The video is in 2.35:1 and I have no complaints with the transfer. Especially in the dark (and there are a lot of scenes in the gloom and dark), the blacks are deep and I noticed no artifacting or enhancement around the points of light, such as lanterns and fires.

There are no special features. The menu doesn’t even try to fake you out by listing a features section, and populating it with things like subtitle selection.

The Lowdown

Victorian-era novelists had a lot at their disposal to distinguish themselves from one anther: use of language, degrees of reliance on plot devices, humor, melodrama. It’s not hard to distinguish between a Jane Austen novel and a Thomas Hardy novel. So, I’m dumbfounded as to why the screen adaptations of these novels are so similar. Is it that ancient curse, the one which reads, "We had to lose some stuff in the translation"? Is it our opinion of Victorian culture, saying that every man really was that stiff and every woman was that devoted to ideals?

Whatever the reason, The Woodlanders is not a new experience. I do appreciate how it’s structurally similar to Sense and Sensibility; but where that film is full of flippant comedy, interrupted by short periods of drama, this one is full of tragic drama, interrupted by short periods of Rufus Sewell staring mournfully into space. In the higher society, The Woodlanders says by way of context, life’s problems are resolved with witty dialogue; down here, with death.

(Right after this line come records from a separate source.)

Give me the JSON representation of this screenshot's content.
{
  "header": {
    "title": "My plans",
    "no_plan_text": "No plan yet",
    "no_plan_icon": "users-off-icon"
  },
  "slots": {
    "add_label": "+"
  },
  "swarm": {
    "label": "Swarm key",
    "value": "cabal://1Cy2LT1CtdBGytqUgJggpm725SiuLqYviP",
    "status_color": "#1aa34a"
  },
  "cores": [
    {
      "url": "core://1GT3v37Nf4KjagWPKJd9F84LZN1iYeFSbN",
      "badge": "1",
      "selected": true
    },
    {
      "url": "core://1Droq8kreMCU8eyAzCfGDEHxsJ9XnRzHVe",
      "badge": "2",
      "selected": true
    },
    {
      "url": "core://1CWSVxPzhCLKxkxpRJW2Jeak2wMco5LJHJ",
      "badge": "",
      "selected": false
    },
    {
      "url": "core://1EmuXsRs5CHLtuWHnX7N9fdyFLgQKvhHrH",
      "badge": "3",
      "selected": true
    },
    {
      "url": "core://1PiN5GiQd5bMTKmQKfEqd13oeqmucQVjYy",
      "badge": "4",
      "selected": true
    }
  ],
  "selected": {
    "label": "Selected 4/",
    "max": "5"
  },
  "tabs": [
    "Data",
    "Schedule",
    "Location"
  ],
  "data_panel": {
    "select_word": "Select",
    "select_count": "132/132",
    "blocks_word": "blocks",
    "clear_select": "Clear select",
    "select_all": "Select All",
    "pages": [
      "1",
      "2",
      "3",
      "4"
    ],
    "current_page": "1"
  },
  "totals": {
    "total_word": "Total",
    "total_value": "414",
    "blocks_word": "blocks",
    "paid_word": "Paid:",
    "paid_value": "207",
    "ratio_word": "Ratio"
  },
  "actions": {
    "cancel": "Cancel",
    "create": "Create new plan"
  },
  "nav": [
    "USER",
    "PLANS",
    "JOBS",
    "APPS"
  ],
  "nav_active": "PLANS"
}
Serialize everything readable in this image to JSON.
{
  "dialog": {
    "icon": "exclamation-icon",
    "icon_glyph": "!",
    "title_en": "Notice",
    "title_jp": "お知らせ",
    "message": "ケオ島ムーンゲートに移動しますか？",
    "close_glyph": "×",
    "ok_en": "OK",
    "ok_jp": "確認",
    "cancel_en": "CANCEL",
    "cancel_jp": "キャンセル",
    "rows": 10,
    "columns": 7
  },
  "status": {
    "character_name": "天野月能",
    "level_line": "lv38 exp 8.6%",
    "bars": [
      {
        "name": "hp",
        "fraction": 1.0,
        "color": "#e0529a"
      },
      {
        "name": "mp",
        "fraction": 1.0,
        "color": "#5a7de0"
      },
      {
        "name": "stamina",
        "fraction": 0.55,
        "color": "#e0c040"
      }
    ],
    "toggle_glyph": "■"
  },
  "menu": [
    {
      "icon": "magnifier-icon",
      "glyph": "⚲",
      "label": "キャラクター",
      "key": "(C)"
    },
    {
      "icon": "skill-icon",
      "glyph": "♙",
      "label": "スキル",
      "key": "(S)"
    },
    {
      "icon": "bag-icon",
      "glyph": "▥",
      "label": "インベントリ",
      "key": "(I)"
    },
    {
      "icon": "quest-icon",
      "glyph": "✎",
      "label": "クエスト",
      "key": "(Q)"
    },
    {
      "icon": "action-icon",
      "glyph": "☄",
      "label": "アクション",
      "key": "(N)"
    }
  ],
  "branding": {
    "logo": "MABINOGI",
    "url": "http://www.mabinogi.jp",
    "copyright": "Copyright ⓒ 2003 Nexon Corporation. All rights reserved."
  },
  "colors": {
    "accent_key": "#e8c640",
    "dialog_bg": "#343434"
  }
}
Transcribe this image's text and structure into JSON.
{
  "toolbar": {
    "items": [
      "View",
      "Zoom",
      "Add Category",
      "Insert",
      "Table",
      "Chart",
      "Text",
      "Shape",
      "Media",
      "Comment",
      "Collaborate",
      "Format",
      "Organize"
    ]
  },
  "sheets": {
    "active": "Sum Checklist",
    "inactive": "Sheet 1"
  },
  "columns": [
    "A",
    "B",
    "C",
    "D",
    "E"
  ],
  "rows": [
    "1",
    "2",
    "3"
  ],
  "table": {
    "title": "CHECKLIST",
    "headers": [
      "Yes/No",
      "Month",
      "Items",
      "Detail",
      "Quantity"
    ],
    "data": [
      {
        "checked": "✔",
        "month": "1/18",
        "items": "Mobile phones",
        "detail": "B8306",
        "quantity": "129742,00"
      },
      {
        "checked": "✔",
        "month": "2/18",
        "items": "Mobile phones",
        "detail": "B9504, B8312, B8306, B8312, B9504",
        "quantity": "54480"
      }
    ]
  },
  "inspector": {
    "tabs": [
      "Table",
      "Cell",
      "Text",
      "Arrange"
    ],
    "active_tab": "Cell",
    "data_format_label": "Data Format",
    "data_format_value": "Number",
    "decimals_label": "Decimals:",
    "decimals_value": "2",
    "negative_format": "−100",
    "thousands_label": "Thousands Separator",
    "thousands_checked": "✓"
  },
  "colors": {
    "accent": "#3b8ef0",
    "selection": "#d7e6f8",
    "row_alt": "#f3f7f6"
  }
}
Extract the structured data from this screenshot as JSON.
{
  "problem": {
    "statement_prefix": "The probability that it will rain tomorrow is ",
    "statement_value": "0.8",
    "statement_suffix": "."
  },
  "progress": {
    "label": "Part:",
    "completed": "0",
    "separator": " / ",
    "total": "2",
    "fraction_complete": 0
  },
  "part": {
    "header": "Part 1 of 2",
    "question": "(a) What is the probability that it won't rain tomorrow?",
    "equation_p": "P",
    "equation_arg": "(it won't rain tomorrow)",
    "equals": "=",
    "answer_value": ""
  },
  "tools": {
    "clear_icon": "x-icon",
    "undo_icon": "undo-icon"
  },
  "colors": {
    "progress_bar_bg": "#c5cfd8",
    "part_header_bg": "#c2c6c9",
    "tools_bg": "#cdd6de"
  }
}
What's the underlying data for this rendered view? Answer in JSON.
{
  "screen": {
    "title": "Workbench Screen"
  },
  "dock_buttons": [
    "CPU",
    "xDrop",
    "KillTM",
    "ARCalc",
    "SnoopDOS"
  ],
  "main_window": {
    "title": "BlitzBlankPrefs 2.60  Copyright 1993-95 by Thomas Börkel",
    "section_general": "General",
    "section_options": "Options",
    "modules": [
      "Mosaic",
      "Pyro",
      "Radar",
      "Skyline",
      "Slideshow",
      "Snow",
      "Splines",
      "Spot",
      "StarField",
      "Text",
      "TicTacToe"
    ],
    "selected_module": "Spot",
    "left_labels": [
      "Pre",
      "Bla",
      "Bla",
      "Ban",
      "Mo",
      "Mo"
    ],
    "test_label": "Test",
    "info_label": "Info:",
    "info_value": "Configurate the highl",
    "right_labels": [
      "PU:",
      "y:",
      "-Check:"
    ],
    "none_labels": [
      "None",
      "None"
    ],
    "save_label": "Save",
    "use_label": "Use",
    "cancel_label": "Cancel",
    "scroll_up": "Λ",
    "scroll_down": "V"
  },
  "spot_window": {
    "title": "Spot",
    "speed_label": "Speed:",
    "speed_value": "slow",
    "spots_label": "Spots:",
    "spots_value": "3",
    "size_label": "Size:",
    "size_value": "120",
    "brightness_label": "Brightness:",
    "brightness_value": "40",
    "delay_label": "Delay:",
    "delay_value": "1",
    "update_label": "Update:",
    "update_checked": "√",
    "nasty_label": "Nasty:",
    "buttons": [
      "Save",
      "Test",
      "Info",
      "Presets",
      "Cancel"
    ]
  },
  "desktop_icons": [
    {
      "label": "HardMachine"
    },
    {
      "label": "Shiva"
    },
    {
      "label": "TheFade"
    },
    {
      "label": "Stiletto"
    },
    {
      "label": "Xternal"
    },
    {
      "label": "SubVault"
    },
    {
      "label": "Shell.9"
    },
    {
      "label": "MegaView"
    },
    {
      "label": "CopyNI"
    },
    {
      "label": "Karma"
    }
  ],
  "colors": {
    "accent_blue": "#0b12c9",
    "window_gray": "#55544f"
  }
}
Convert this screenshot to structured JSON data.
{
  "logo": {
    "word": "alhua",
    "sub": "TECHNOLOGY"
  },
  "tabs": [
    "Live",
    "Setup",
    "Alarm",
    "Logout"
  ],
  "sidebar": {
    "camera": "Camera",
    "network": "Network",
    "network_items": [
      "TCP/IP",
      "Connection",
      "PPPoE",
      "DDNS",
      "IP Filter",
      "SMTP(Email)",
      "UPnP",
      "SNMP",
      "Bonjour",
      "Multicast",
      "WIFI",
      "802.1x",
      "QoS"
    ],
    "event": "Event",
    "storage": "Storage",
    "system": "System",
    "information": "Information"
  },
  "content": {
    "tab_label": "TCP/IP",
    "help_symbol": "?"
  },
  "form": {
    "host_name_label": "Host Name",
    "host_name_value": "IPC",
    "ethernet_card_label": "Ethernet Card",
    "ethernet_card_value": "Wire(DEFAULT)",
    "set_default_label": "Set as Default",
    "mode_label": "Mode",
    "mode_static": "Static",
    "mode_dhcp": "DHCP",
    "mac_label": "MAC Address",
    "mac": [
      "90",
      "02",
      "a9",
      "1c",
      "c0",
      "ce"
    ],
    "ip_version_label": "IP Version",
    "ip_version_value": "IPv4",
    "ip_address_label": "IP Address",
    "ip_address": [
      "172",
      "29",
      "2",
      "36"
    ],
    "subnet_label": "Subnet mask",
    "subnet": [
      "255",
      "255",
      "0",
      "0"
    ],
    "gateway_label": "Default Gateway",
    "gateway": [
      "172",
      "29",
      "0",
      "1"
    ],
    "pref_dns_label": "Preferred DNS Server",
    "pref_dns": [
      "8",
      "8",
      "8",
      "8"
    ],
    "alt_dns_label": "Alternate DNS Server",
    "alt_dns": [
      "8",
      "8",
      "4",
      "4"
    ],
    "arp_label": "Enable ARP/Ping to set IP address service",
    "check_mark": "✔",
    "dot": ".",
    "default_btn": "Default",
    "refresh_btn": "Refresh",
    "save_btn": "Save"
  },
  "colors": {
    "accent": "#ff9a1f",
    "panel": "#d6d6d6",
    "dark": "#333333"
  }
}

Emily Woof carries the film all by herself, and she does a good job with what she has. It’s a challenge, I imagine, to be the lead in a film where Fate gets all the action, where all you get to do is react. Rufus Sewell, in his role as the honorable and spurned young man, has exactly two states: quietly intense and, on rare occasions, cocky.


"Did you bring a pistol?"
"No. Did you?"


As a social drama, The Woodlanders is well-managed and has a pleasantly unraveled ending. As a film, it’s too familiar, too tied to the styles of its contemporaries.